RBI’s Repo Rate Cut Fuels Homeownership Dreams:
In a move that has brought cheer to borrowers, the Reserve Bank of India (RBI) has announced a 25-basis point reduction in the repo rate, bringing it down to 6.25 percent. This marks the first such reduction in nearly five years and is expected to provide substantial relief to those with loans, particularly home loans.
For retail floating-rate loans sanctioned after October 1, 2019, which are linked to external benchmarks like the repo rate, the benefit of this cut will be directly passed on to borrowers. Banks are mandated to reset interest rates at least quarterly, and some may do so even more frequently, depending on individual loan agreements.
Refinancing Opportunities: Switch and Save
If your existing home loan is linked to older benchmarks like MCLR (Marginal Cost of Funds Based Lending Rate) or the base rate, now might be a good time to switch to a repo rate-linked loan. Leading banks are currently offering repo-linked home loans starting at 8.35%. Refinancing to a repo rate-linked loan could reduce your overall interest burden, and banks are not allowed to charge fees for this transition.

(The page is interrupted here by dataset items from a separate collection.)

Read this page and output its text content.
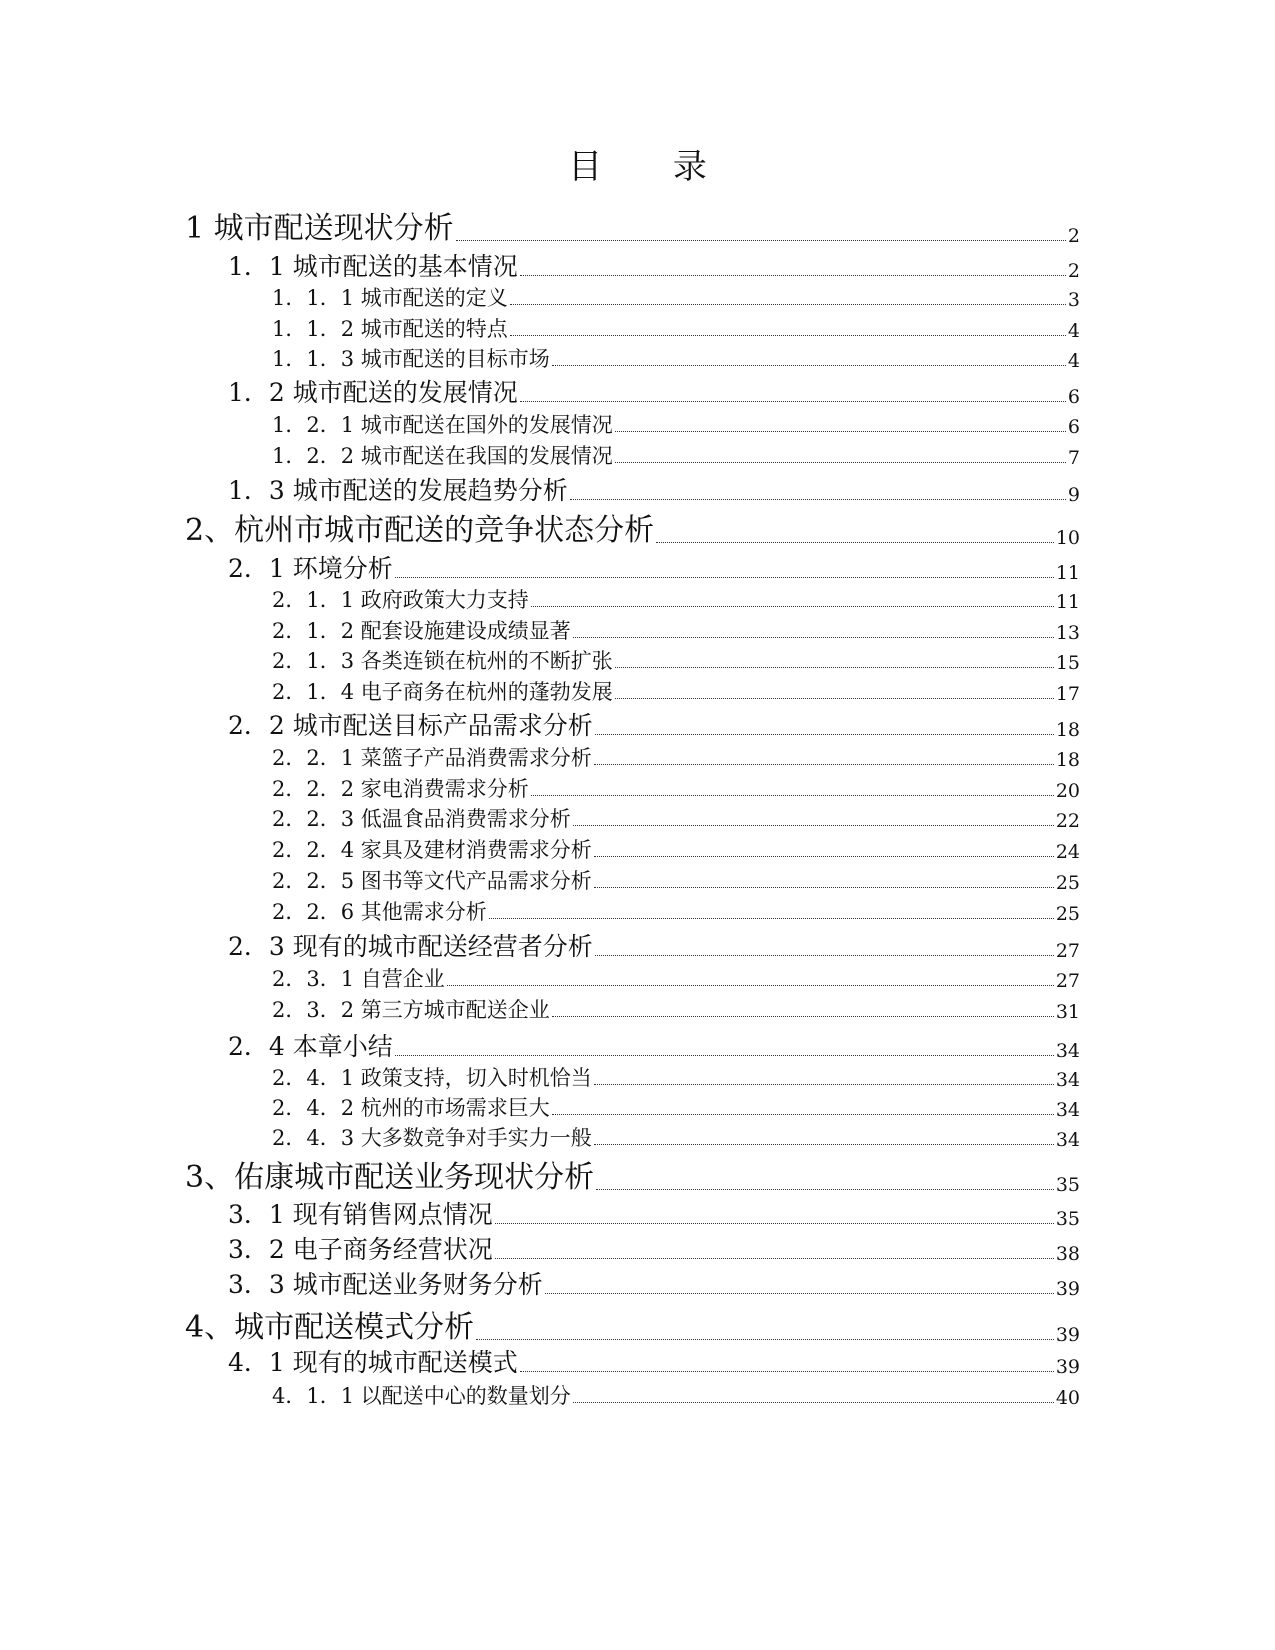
目 录
1 城市配送现状分析	2
1．1 城市配送的基本情况	2
1．1．1 城市配送的定义	3
1．1．2 城市配送的特点	4
1．1．3 城市配送的目标市场	4
1．2 城市配送的发展情况	6
1．2．1 城市配送在国外的发展情况	6
1．2．2 城市配送在我国的发展情况	7
1．3 城市配送的发展趋势分析	9
2、杭州市城市配送的竞争状态分析	10
2．1 环境分析	11
2．1．1 政府政策大力支持	11
2．1．2 配套设施建设成绩显著	13
2．1．3 各类连锁在杭州的不断扩张	15
2．1．4 电子商务在杭州的蓬勃发展	17
2．2 城市配送目标产品需求分析	18
2．2．1 菜篮子产品消费需求分析	18
2．2．2 家电消费需求分析	20
2．2．3 低温食品消费需求分析	22
2．2．4 家具及建材消费需求分析	24
2．2．5 图书等文代产品需求分析	25
2．2．6 其他需求分析	25
2．3 现有的城市配送经营者分析	27
2．3．1 自营企业	27
2．3．2 第三方城市配送企业	31
2．4 本章小结	34
2．4．1 政策支持，切入时机恰当	34
2．4．2 杭州的市场需求巨大	34
2．4．3 大多数竞争对手实力一般	34
3、佑康城市配送业务现状分析	35
3．1 现有销售网点情况	35
3．2 电子商务经营状况	38
3．3 城市配送业务财务分析	39
4、城市配送模式分析	39
4．1 现有的城市配送模式	39
4．1．1 以配送中心的数量划分	40
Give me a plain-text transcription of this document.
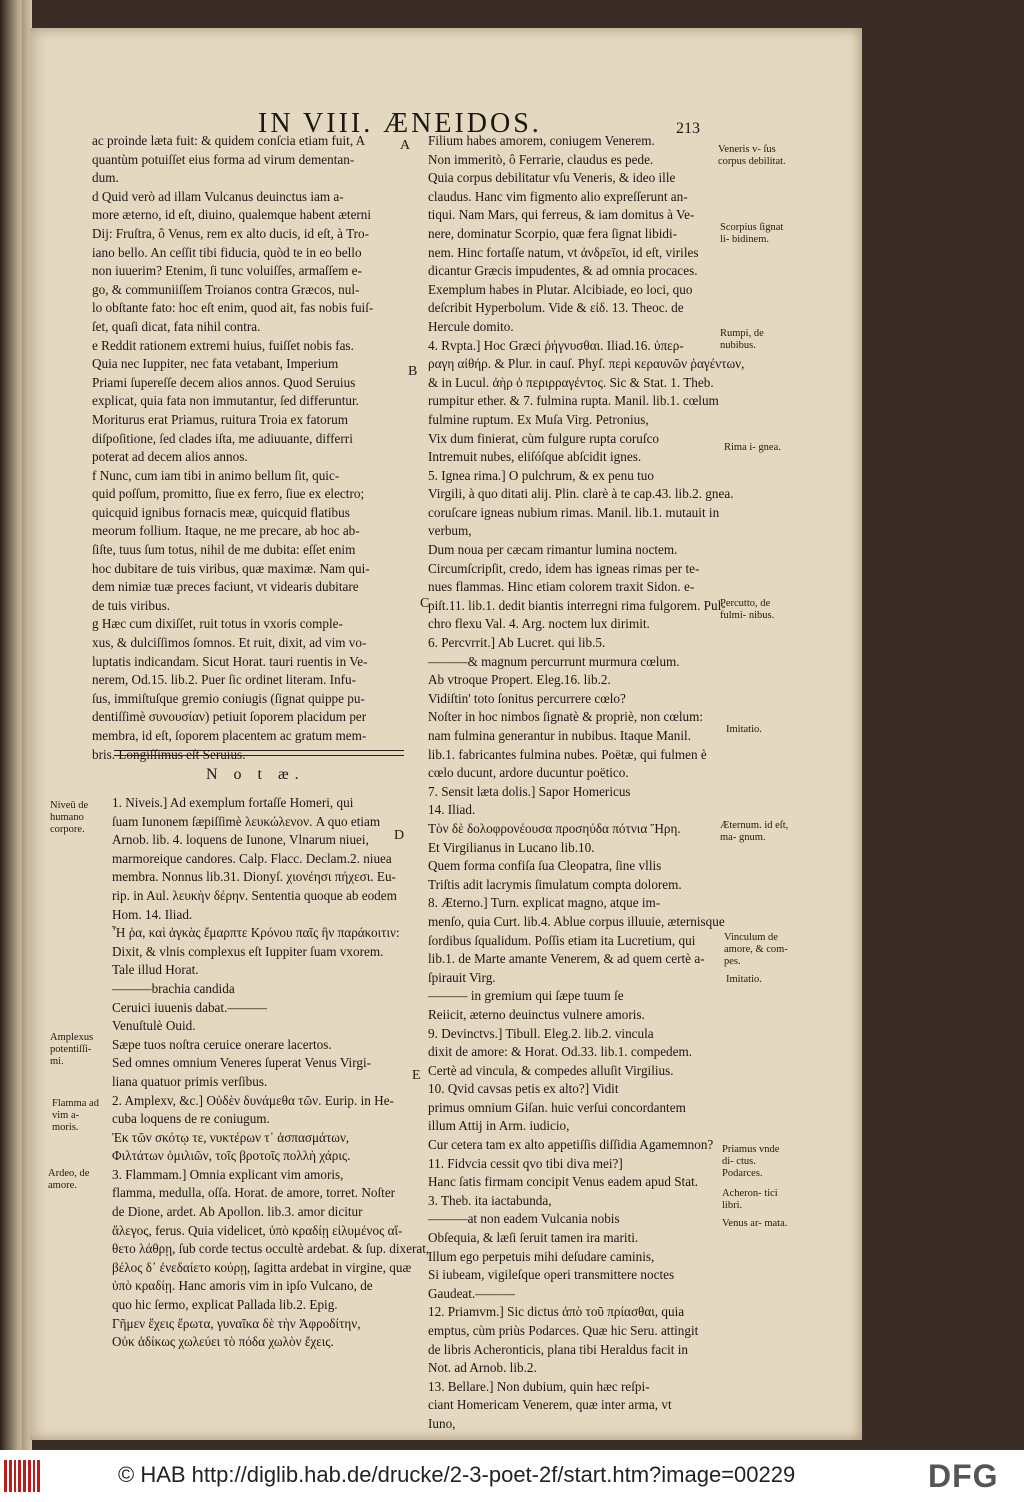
IN VIII. ÆNEIDOS.	213
ac proinde læta fuit: & quidem conſcia etiam fuit, A
quantùm potuiſſet eius forma ad virum dementan-
dum.
d Quid verò ad illam Vulcanus deuinctus iam a-
more æterno, id eſt, diuino, qualemque habent æterni
Dij: Fruſtra, ô Venus, rem ex alto ducis, id eſt, à Tro-
iano bello. An ceſſit tibi fiducia, quòd te in eo bello
non iuuerim? Etenim, ſi tunc voluiſſes, armaſſem e-
go, & communiiſſem Troianos contra Græcos, nul-
lo obſtante fato: hoc eſt enim, quod ait, fas nobis fuiſ-
ſet, quaſi dicat, fata nihil contra.
e Reddit rationem extremi huius, fuiſſet nobis fas.
Quia nec Iuppiter, nec fata vetabant, Imperium
Priami ſupereſſe decem alios annos. Quod Seruius
explicat, quia fata non immutantur, ſed differuntur.
Moriturus erat Priamus, ruitura Troia ex fatorum
diſpoſitione, ſed clades iſta, me adiuuante, differri
poterat ad decem alios annos.
f Nunc, cum iam tibi in animo bellum ſit, quic-
quid poſſum, promitto, ſiue ex ferro, ſiue ex electro;
quicquid ignibus fornacis meæ, quicquid flatibus
meorum follium. Itaque, ne me precare, ab hoc ab-
ſiſte, tuus ſum totus, nihil de me dubita: eſſet enim
hoc dubitare de tuis viribus, quæ maximæ. Nam qui-
dem nimiæ tuæ preces faciunt, vt videaris dubitare
de tuis viribus.
g Hæc cum dixiſſet, ruit totus in vxoris comple-
xus, & dulciſſimos ſomnos. Et ruit, dixit, ad vim vo-
luptatis indicandam. Sicut Horat. tauri ruentis in Ve-
nerem, Od.15. lib.2. Puer ſic ordinet literam. Infu-
ſus, immiſtuſque gremio coniugis (ſignat quippe pu-
dentiſſimè συνουσίαν) petiuit ſoporem placidum per
membra, id eſt, ſoporem placentem ac gratum mem-
bris. Longiſſimus eſt Seruius.
N o t æ.
1. Niveis.] Ad exemplum fortaſſe Homeri, qui
ſuam Iunonem ſæpiſſimè λευκώλενον. A quo etiam
Arnob. lib. 4. loquens de Iunone, Vlnarum niuei,
marmoreique candores. Calp. Flacc. Declam.2. niuea
membra. Nonnus lib.31. Dionyſ. χιονέησι πήχεσι. Eu-
rip. in Aul. λευκὴν δέρην. Sententia quoque ab eodem
Hom. 14. Iliad.
Ἦ ῥα, καὶ ἀγκὰς ἔμαρπτε Κρόνου παῖς ἣν παράκοιτιν:
Dixit, & vlnis complexus eſt Iuppiter ſuam vxorem.
Tale illud Horat.
———brachia candida
Ceruici iuuenis dabat.———
Venuſtulè Ouid.
Sæpe tuos noſtra ceruice onerare lacertos.
Sed omnes omnium Veneres ſuperat Venus Virgi-
liana quatuor primis verſibus.
2. Amplexv, &c.] Οὐδὲν δυνάμεθα τῶν. Eurip. in He-
cuba loquens de re coniugum.
Ἐκ τῶν σκότῳ τε, νυκτέρων τ᾽ ἀσπασμάτων,
Φιλτάτων ὁμιλιῶν, τοῖς βροτοῖς πολλὴ χάρις.
3. Flammam.] Omnia explicant vim amoris,
flamma, medulla, oſſa. Horat. de amore, torret. Noſter
de Dione, ardet. Ab Apollon. lib.3. amor dicitur
ἄλεγος, ferus. Quia videlicet, ὑπὸ κραδίῃ εἰλυμένος αἴ-
θετο λάθρῃ, ſub corde tectus occultè ardebat. & ſup. dixerat,
βέλος δ᾽ ἐνεδαίετο κούρῃ, ſagitta ardebat in virgine, quæ
ὑπὸ κραδίῃ. Hanc amoris vim in ipſo Vulcano, de
quo hic ſermo, explicat Pallada lib.2. Epig.
Γῆμεν ἔχεις ἔρωτα, γυναῖκα δὲ τὴν Ἀφροδίτην,
Οὐκ ἀδίκως χωλεύει τὸ πόδα χωλὸν ἔχεις.
Filium habes amorem, coniugem Venerem.
Non immeritò, ô Ferrarie, claudus es pede.
Quia corpus debilitatur vſu Veneris, & ideo ille
claudus. Hanc vim figmento alio expreſſerunt an-
tiqui. Nam Mars, qui ferreus, & iam domitus à Ve-
nere, dominatur Scorpio, quæ fera ſignat libidi-
nem. Hinc fortaſſe natum, vt ἀνδρεῖοι, id eſt, viriles
dicantur Græcis impudentes, & ad omnia procaces.
Exemplum habes in Plutar. Alcibiade, eo loci, quo
deſcribit Hyperbolum. Vide & εἰδ. 13. Theoc. de
Hercule domito.
4. Rvpta.] Hoc Græci ῥήγνυσθαι. Iliad.16. ὑπερ-
ραγη αἰθήρ. & Plur. in cauſ. Phyſ. περὶ κεραυνῶν ῥαγέντων,
& in Lucul. ἀὴρ ὁ περιρραγέντος. Sic & Stat. 1. Theb.
rumpitur ether. & 7. fulmina rupta. Manil. lib.1. cœlum
fulmine ruptum. Ex Muſa Virg. Petronius,
Vix dum finierat, cùm fulgure rupta coruſco
Intremuit nubes, eliſóſque abſcidit ignes.
5. Ignea rima.] O pulchrum, & ex penu tuo
Virgili, à quo ditati alij. Plin. clarè à te cap.43. lib.2. gnea.
coruſcare igneas nubium rimas. Manil. lib.1. mutauit in
verbum,
Dum noua per cæcam rimantur lumina noctem.
Circumſcripſit, credo, idem has igneas rimas per te-
nues flammas. Hinc etiam colorem traxit Sidon. e-
piſt.11. lib.1. dedit biantis interregni rima fulgorem. Pul-
chro flexu Val. 4. Arg. noctem lux dirimit.
6. Percvrrit.] Ab Lucret. qui lib.5.
———& magnum percurrunt murmura cœlum.
Ab vtroque Propert. Eleg.16. lib.2.
Vidiſtin' toto ſonitus percurrere cœlo?
Noſter in hoc nimbos ſignatè & propriè, non cœlum:
nam fulmina generantur in nubibus. Itaque Manil.
lib.1. fabricantes fulmina nubes. Poëtæ, qui fulmen è
cœlo ducunt, ardore ducuntur poëtico.
7. Sensit læta dolis.] Sapor Homericus
14. Iliad.
Τὸν δὲ δολοφρονέουσα προσηύδα πότνια Ἥρη.
Et Virgilianus in Lucano lib.10.
Quem forma confiſa ſua Cleopatra, ſine vllis
Triſtis adit lacrymis ſimulatum compta dolorem.
8. Æterno.] Turn. explicat magno, atque im-
menſo, quia Curt. lib.4. Ablue corpus illuuie, æternisque
ſordibus ſqualidum. Poſſis etiam ita Lucretium, qui
lib.1. de Marte amante Venerem, & ad quem certè a-
ſpirauit Virg.
——— in gremium qui ſæpe tuum ſe
Reiicit, æterno deuinctus vulnere amoris.
9. Devinctvs.] Tibull. Eleg.2. lib.2. vincula
dixit de amore: & Horat. Od.33. lib.1. compedem.
Certè ad vincula, & compedes alluſit Virgilius.
10. Qvid cavsas petis ex alto?] Vidit
primus omnium Giſan. huic verſui concordantem
illum Attij in Arm. iudicio,
Cur cetera tam ex alto appetiſſis diſſidia Agamemnon?
11. Fidvcia cessit qvo tibi diva mei?]
Hanc ſatis firmam concipit Venus eadem apud Stat.
3. Theb. ita iactabunda,
———at non eadem Vulcania nobis
Obſequia, & læſi ſeruit tamen ira mariti.
Illum ego perpetuis mihi deſudare caminis,
Si iubeam, vigileſque operi transmittere noctes
Gaudeat.———
12. Priamvm.] Sic dictus ἀπὸ τοῦ πρίασθαι, quia
emptus, cùm priùs Podarces. Quæ hic Seru. attingit
de libris Acheronticis, plana tibi Heraldus facit in
Not. ad Arnob. lib.2.
13. Bellare.] Non dubium, quin hæc reſpi-
ciant Homericam Venerem, quæ inter arma, vt
Iuno,
A
B
C
D
E
Veneris v- ſus corpus debilitat.
Scorpius ſignat li- bidinem.
Rumpi, de nubibus.
Rima i- gnea.
Percutto, de fulmi- nibus.
Imitatio.
Æternum. id eſt, ma- gnum.
Vinculum de amore, & com- pes.
Imitatio.
Priamus vnde di- ctus. Podarces.
Acheron- tici libri.
Venus ar- mata.
Niveū de humano corpore.
Amplexus potentiſſi- mi.
Flamma ad vim a- moris.
Ardeo, de amore.
© HAB http://diglib.hab.de/drucke/2-3-poet-2f/start.htm?image=00229	DFG
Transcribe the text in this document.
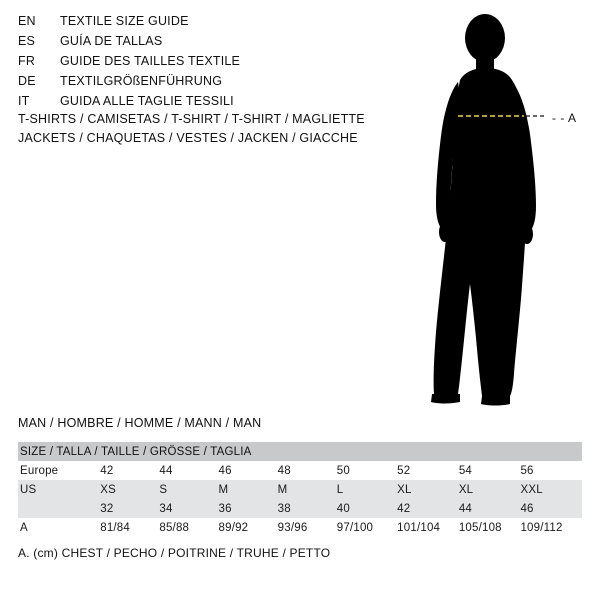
EN	TEXTILE SIZE GUIDE
ES	GUÍA DE TALLAS
FR	GUIDE DES TAILLES TEXTILE
DE	TEXTILGRÖßENFÜHRUNG
IT	GUIDA ALLE TAGLIE TESSILI
T-SHIRTS / CAMISETAS / T-SHIRT / T-SHIRT / MAGLIETTE
JACKETS / CHAQUETAS / VESTES / JACKEN / GIACCHE
- - A
MAN / HOMBRE / HOMME / MANN / MAN
SIZE / TALLA / TAILLE / GRÖSSE / TAGLIA								
Europe	42	44	46	48	50	52	54	56
US	XS	S	M	M	L	XL	XL	XXL
	32	34	36	38	40	42	44	46
A	81/84	85/88	89/92	93/96	97/100	101/104	105/108	109/112
A. (cm) CHEST / PECHO / POITRINE / TRUHE / PETTO
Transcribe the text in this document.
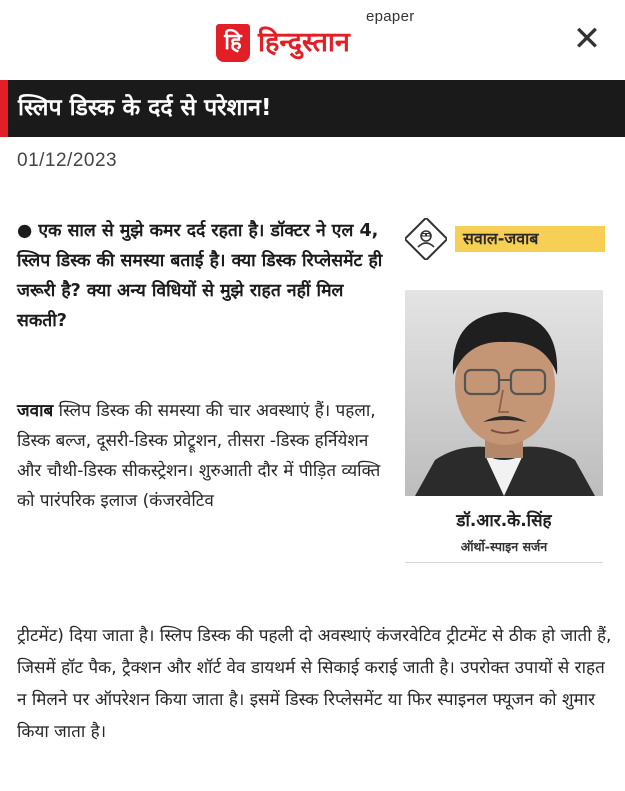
हि हिन्दुस्तान
epaper
✕
स्लिप डिस्क के दर्द से परेशान!
01/12/2023
● एक साल से मुझे कमर दर्द रहता है। डॉक्टर ने एल 4, स्लिप डिस्क की समस्या बताई है। क्या डिस्क रिप्लेसमेंट ही जरूरी है? क्या अन्य विधियों से मुझे राहत नहीं मिल सकती?
जवाब स्लिप डिस्क की समस्या की चार अवस्थाएं हैं। पहला, डिस्क बल्ज, दूसरी-डिस्क प्रोट्रूशन, तीसरा -डिस्क हर्नियेशन और चौथी-डिस्क सीकस्ट्रेशन। शुरुआती दौर में पीड़ित व्यक्ति को पारंपरिक इलाज (कंजरवेटिव
सवाल-जवाब
डॉ.आर.के.सिंह
ऑर्थो-स्पाइन सर्जन
ट्रीटमेंट) दिया जाता है। स्लिप डिस्क की पहली दो अवस्थाएं कंजरवेटिव ट्रीटमेंट से ठीक हो जाती हैं, जिसमें हॉट पैक, ट्रैक्शन और शॉर्ट वेव डायथर्म से सिकाई कराई जाती है। उपरोक्त उपायों से राहत न मिलने पर ऑपरेशन किया जाता है। इसमें डिस्क रिप्लेसमेंट या फिर स्पाइनल फ्यूजन को शुमार किया जाता है।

Expert Advice: Maximize Your Savings
“Repo-linked home loan borrowers can consider switching to lenders that offer more competitive interest rates and narrower spreads, which can help reduce their overall interest burden,” advises Adhil Shetty, CEO of BankBazaar.com. He emphasizes that even a small difference of 35-50 basis points warrants exploring refinancing options.
Proactive monitoring of market rates and negotiation with existing lenders can also yield considerable savings. While formal conversion processes may not always be available, banks may be open to lowering rates, especially if borrowers express an intent to switch. Non-banking financial companies (NBFCs) and housing finance companies (HFCs) often offer official conversion options for a nominal fee.
Real Savings from Rate Reduction: A Case Study
Consider a borrower with a Rs 75-lakh home loan on a 20-year tenure. A reduction in the interest rate from 9% to 8.75% after three years results in:
- A total interest savings of Rs 4.97 lakh.
- Loan closure seven months earlier than the original term.
If the rate drop occurs after just two years, the borrower could save Rs 5.8 lakh and close the loan eight months earlier. The impact of refinancing and rate cuts can be substantial in reducing the financial burden on borrowers.
Insights from Real Estate Industry Experts
Industry leaders predict that the rate cut will stimulate home sales and improve affordability:
- Yashank Wason, MD of Royal Green Realty, highlights that homebuyers will benefit from reduced EMIs, making refinancing more attractive.
- Rajat Khandelwal, CEO of Tribeca Developers, notes that lower borrowing costs enhance buyer confidence, particularly in premium markets like Mumbai (MMR), NCR, and Pune.
- Anuj Puri, Chairman of ANAROCK Group, acknowledges that while the repo rate cut and recent tax benefits will encourage first-time homebuyers, rising property prices could offset some advantages.
- Manik Malik, CFO of BPTP, emphasizes that this move will enhance investor confidence and stabilize property values.
Leveraging the Tax Cuts and Rate Reduction for Maximum Benefit
The Budget 2025 announcement making income up to Rs 12 lakh tax-free under the new regime, coupled with a standard deduction of Rs 75,000, further enhances the financial position of salaried individuals. By channeling these savings towards partial prepayments on home loans, borrowers can reduce their principal faster and save substantially on interest.
Partial Prepayments: A Smart Strategy
With increased savings from the repo rate cut and tax benefits, salaried individuals can make strategic partial prepayments on their home loans. Even small, consistent contributions can significantly reduce the principal amount and save lakhs in interest over the long term. Utilizing annual bonuses and making partial prepayment a regular habit can optimize loan management and maximize savings.
Commercial Real Estate and REITs
The rate cut may also have positive implications for commercial real estate, as lower borrowing costs can encourage business investment in office spaces. Additionally, Real Estate Investment Trusts (REITs) could become more attractive to investors seeking stable returns in a lower-rate environment.
Timely Transmission of Benefits
While the rate cut is undoubtedly positive, its effectiveness depends on how quickly and fully banks pass on the benefits to borrowers. Delays in rate adjustments could mean that borrowers won’t see immediate relief. The eventual impact will also depend on how inflation affects property prices in the coming months.